AOPA's Boyer to speak at first flight dinner in Dayton

Phil Boyer, president of the Aircraft Owners and Pilots Association (AOPA), is to be the featured speaker for the first flight anniversary dinner celebration Dec. 17, 2008, in Dayton, Ohio. The event will mark the 105th anniversary of powered flight first achieved by Daytonians Wilbur and Orville Wright.

Hosted by Aviation Trail, Inc. and the National Aviation Hall of Fame, the event will take place in the National Museum of the United States Air Force on Springfield Pike.

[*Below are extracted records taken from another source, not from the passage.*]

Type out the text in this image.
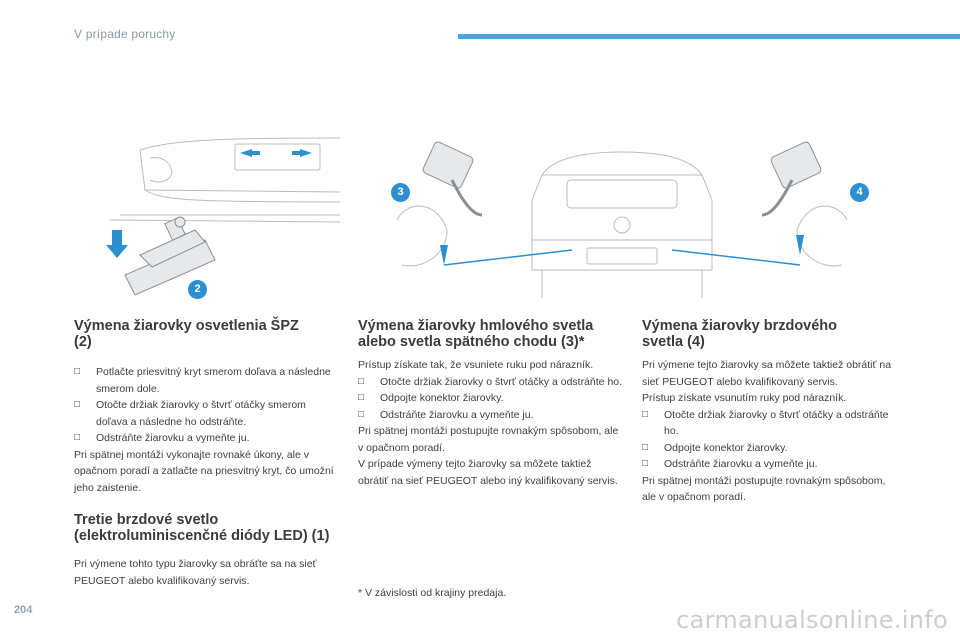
V prípade poruchy
2
3	4
Výmena žiarovky osvetlenia ŠPZ (2)
□ Potlačte priesvitný kryt smerom doľava a následne smerom dole.
□ Otočte držiak žiarovky o štvrť otáčky smerom doľava a následne ho odstráňte.
□ Odstráňte žiarovku a vymeňte ju.

Pri spätnej montáži vykonajte rovnaké úkony, ale v opačnom poradí a zatlačte na priesvitný kryt, čo umožní jeho zaistenie.

Tretie brzdové svetlo (elektroluminiscenčné diódy LED) (1)

Pri výmene tohto typu žiarovky sa obráťte sa na sieť PEUGEOT alebo kvalifikovaný servis.

Výmena žiarovky hmlového svetla alebo svetla spätného chodu (3)*

Prístup získate tak, že vsuniete ruku pod nárazník.

□ Otočte držiak žiarovky o štvrť otáčky a odstráňte ho.
□ Odpojte konektor žiarovky.
□ Odstráňte žiarovku a vymeňte ju.

Pri spätnej montáži postupujte rovnakým spôsobom, ale v opačnom poradí.

V prípade výmeny tejto žiarovky sa môžete taktiež obrátiť na sieť PEUGEOT alebo iný kvalifikovaný servis.

Výmena žiarovky brzdového svetla (4)

Pri výmene tejto žiarovky sa môžete taktiež obrátiť na sieť PEUGEOT alebo kvalifikovaný servis.

Prístup získate vsunutím ruky pod nárazník.

□ Otočte držiak žiarovky o štvrť otáčky a odstráňte ho.
□ Odpojte konektor žiarovky.
□ Odstráňte žiarovku a vymeňte ju.

Pri spätnej montáži postupujte rovnakým spôsobom, ale v opačnom poradí.

* V závislosti od krajiny predaja.
204	carmanualsonline.info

Tickets are available to the public.

Boyer’s speech, entitled the “Past, Present and Future of General Aviation,” will follow a Wright-family-style dinner and entertainment by the Air Force Band of Flight. The Hall of Fame will announce its class of 2009 enshrinees. Yours truly will have copies of The Dayton Air Show: A Photographic Celebration available for sale.

A reception begins at 6 p.m. in the Hall of Fame's Learning Center with dinner at 7 p.m. in the museum's Modern Flight Gallery. (The Learning Center adjoins the Modern Flight Gallery.)

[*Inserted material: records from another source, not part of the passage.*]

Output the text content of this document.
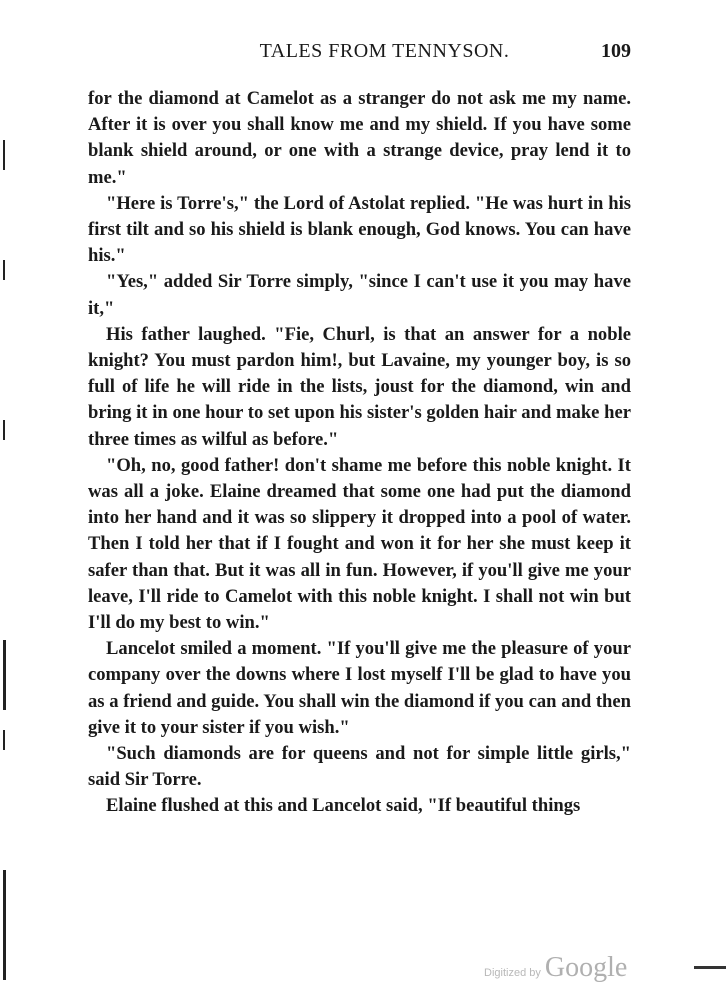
TALES FROM TENNYSON.	109

for the diamond at Camelot as a stranger do not ask me my name. After it is over you shall know me and my shield. If you have some blank shield around, or one with a strange device, pray lend it to me."

"Here is Torre's," the Lord of Astolat replied. "He was hurt in his first tilt and so his shield is blank enough, God knows. You can have his."

"Yes," added Sir Torre simply, "since I can't use it you may have it,"

His father laughed. "Fie, Churl, is that an answer for a noble knight? You must pardon him!, but Lavaine, my younger boy, is so full of life he will ride in the lists, joust for the diamond, win and bring it in one hour to set upon his sister's golden hair and make her three times as wilful as before."

"Oh, no, good father! don't shame me before this noble knight. It was all a joke. Elaine dreamed that some one had put the diamond into her hand and it was so slippery it dropped into a pool of water. Then I told her that if I fought and won it for her she must keep it safer than that. But it was all in fun. However, if you'll give me your leave, I'll ride to Camelot with this noble knight. I shall not win but I'll do my best to win."

Lancelot smiled a moment. "If you'll give me the pleasure of your company over the downs where I lost myself I'll be glad to have you as a friend and guide. You shall win the diamond if you can and then give it to your sister if you wish."

"Such diamonds are for queens and not for simple little girls," said Sir Torre.

Elaine flushed at this and Lancelot said, "If beautiful things

Digitized by Google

Tickets for the flight anniversary event are $60 a person. Requests for reservations should arrive at ATI no later than Friday, Dec. 13. Mail your check to ATI, P.O. Box 633, Wright Brothers Branch, Dayton, OH 45409.

AOPA numbers 415,000 members, representing two-thirds of all certificated pilots in the United States. Its headquarters is in Frederick, Md. Boyer, who has been AOPA’s president since Jan.1, 1991--and whose tenure concludes at the end of this year--increased its membership during that time by 33 percent. He is an 8,500-hour-plus, instrument- and multiengine-rated pilot who has flown for more than 40 years--15 of those as an aircraft owner.

Aviation Trail was organized in 1981 as a non-profit group of aviation professionals and enthusiasts who seek to foster the local area’s aviation heritage. It is developing a Parachute Museum in its headquarters, West Third and South Williams streets. The modern parachute was invented and first tested at old McCook Field in Dayton.

The National Aviation Hall of Fame was founded in 1962 to honor individuals and organizations who have contributed uniquely to America’s rich legacy of aviation achievement. Its annual enshrinement ceremony, held in Dayton each July, has been dubbed the Oscar night of aviation.